= 2008 NCBA Division II World Series =

American collegiate baseball competition

The 2008 National Club Baseball Association (NCBA) Division II World Series was played at League Stadium in Huntingburg, IN from May 16 to May 20. This was the first time that the NCBA had offered a Division II World Series for club baseball teams.

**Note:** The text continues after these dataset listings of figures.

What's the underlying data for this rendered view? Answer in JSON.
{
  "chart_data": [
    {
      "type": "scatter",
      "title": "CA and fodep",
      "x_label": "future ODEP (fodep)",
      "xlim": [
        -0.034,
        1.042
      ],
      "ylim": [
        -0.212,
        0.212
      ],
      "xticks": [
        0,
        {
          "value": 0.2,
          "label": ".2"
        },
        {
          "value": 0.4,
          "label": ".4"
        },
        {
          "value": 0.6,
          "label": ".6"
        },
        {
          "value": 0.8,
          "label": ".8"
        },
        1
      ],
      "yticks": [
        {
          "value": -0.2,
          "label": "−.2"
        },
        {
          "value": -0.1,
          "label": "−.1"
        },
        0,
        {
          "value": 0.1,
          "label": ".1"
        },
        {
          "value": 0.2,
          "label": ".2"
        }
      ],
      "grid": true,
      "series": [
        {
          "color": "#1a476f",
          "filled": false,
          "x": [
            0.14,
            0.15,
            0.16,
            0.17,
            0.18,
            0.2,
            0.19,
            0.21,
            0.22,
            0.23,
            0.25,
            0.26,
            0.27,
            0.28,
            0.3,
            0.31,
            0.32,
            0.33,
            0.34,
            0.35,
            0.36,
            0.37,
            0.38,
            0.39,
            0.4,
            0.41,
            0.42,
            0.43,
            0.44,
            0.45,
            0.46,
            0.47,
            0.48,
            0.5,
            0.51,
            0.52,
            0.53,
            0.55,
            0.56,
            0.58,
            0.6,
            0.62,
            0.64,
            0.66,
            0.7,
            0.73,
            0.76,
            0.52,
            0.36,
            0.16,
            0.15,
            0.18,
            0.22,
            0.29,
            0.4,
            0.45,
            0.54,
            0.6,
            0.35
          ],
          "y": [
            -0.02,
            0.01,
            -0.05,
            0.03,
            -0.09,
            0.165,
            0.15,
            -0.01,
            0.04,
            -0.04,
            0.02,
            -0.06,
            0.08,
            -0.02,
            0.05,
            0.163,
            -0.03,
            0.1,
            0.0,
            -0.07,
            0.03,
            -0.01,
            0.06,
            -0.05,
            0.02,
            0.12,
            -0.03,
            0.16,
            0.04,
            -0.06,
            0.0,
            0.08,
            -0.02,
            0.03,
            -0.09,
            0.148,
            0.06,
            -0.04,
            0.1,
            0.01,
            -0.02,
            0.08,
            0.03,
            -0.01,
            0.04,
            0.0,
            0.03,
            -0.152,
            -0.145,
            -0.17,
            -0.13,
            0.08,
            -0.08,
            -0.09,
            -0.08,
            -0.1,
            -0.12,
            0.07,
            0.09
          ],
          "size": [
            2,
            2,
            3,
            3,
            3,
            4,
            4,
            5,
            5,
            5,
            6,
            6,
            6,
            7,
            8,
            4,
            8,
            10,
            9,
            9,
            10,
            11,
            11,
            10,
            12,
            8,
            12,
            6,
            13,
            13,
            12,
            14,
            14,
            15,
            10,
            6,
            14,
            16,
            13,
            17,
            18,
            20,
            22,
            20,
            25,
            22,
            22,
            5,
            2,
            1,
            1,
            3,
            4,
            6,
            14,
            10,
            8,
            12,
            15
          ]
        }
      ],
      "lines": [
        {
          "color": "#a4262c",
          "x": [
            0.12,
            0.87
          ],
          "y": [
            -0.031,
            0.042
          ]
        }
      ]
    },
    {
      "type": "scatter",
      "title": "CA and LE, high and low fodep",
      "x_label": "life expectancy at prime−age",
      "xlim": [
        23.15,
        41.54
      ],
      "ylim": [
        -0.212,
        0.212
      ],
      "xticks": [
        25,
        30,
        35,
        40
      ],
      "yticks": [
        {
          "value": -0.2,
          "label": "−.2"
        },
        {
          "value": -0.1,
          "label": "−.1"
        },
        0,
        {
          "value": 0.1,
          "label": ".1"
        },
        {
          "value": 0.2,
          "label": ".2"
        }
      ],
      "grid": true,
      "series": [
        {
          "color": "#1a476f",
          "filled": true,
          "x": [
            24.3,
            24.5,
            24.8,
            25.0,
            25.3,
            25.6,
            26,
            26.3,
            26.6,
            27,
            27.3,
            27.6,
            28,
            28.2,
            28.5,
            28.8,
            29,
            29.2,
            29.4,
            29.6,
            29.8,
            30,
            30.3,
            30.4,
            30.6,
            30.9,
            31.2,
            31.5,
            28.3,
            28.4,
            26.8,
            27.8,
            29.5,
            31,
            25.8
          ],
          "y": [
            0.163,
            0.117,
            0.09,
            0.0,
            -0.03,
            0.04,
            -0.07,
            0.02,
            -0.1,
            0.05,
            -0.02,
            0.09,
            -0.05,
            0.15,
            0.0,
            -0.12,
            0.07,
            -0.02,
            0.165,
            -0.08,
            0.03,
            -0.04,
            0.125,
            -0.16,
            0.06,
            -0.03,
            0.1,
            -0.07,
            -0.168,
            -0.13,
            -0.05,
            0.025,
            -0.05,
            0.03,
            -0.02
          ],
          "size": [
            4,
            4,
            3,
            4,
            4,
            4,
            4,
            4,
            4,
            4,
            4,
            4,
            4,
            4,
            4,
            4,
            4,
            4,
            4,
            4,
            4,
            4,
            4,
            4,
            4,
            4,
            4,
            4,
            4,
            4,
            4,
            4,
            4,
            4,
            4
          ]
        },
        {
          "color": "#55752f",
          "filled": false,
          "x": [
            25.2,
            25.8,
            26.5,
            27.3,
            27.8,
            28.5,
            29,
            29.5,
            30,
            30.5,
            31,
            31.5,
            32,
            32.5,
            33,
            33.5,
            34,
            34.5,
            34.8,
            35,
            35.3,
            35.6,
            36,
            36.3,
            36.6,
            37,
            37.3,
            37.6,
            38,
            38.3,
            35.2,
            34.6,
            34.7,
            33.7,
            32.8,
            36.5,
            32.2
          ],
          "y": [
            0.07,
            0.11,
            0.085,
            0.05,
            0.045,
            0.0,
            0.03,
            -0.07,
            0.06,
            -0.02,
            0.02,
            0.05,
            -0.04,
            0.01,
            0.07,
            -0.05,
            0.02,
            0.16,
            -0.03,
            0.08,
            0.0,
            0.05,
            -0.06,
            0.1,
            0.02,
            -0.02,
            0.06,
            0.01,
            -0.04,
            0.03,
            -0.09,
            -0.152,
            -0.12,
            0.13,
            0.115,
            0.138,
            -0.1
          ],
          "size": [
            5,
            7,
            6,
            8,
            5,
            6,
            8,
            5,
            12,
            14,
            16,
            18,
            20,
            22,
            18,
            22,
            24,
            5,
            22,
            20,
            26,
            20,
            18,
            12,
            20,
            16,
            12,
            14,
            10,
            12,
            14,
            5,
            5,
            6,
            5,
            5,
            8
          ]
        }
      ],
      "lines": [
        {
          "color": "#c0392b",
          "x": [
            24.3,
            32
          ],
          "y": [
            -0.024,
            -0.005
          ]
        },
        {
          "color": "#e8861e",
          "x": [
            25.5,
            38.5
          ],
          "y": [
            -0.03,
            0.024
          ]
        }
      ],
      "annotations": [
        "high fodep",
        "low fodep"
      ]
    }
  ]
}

The University of Kentucky won the inaugural NCBA Division II World Series over the University of Illinois in walk-off fashion.

==Format==
The format is similar to the NCAA College World Series in that eight teams participate in two four-team double elimination brackets with the only difference being that in the NCBA, there is only one game that decides the national championship rather than a best-of-3 like the NCAA. Another difference which is between NCBA Division I and II is that Division II games are 7 innings while Division I games are 9 innings.

==Participants==
- LSC-Kingwood
- North Greenville
- Wyoming
- NYU
- Illinois†
- VCU
- Kentucky
- Southern Illinois
† - denotes team also fields an NCBA Division I team

==Results==

===Game Results===

| Date | Game | Time | Winner | Score | Loser | Notes |
| May 16 | Game 1 | 11:30 AM | NYU | 7-0 | Illinois | NYU Pitcher Anthony Perez threw a No Hitter |
| Game 2 | 2:00 PM | Wyoming | 5-3 | VCU |  |
| Game 3 | 4:30 PM | Kentucky | 12-5 | North Greenville |  |
| Game 4 | 7:00 PM | LSC-Kingwood | 15-2 | Southern Illinois |  |
| May 17 | Game 5 | 10:00 AM | VCU | 13-5 | North Greenville | North Greenville eliminated |
| Game 6 | 1:00 PM | Illinois | 7-0 | Southern Illinois | Southern Illinois eliminated |
| Game 7 | 4:00 PM | Kentucky | 7-5 (9 innings) | Wyoming |  |
| Game 8 | 7:00 PM | LSC-Kingwood | 11-7 | NYU |  |
| May 18 | Game 9 | 4:00 PM | VCU | 6-3 | Wyoming | Wyoming eliminated |
| Game 10 | 7:00 PM | Illinois | 14-11 | NYU | NYU eliminated |
| May 19 | Game 11 | 10:00 AM | Kentucky | 6-5 | VCU | VCU eliminated |
| Game 12 | 1:00 PM | Illinois | 4-3 (8 innings) | LSC-Kingwood |  |
| Game 13 | 4:00 PM | Game not needed |  |  |  |
| Game 14 | 4:00 PM | Illinois | 13-11 | LSC-Kingwood | LSC-Kingwood eliminated |
| May 20 | Game 15 | 7:00 PM | Kentucky | 7-6 | Illinois | Kentucky wins the NCBA Division II World Series |

===Championship Game===

Tuesday, May 20 7:00 PM at Huntingburg, IN
| Team | 1 | 2 | 3 | 4 | 5 | 6 | 7 | R | H | E |
| Illinois | 0 | 0 | 0 | 3 | 2 | 1 | 0 | 6 | 11 | 3 |
| Kentucky | 0 | 0 | 2 | 1 | 1 | 2 | 1 | 7 | 7 | 1 |
Boxscore

==Notes==
- Kentucky's victory over Illinois in the title game set two NCBA Division II World Series records which still stand. Most runs scored by one team in a non-extra inning title game (7, Kentucky) and most combined runs in a non-extra inning title game (13).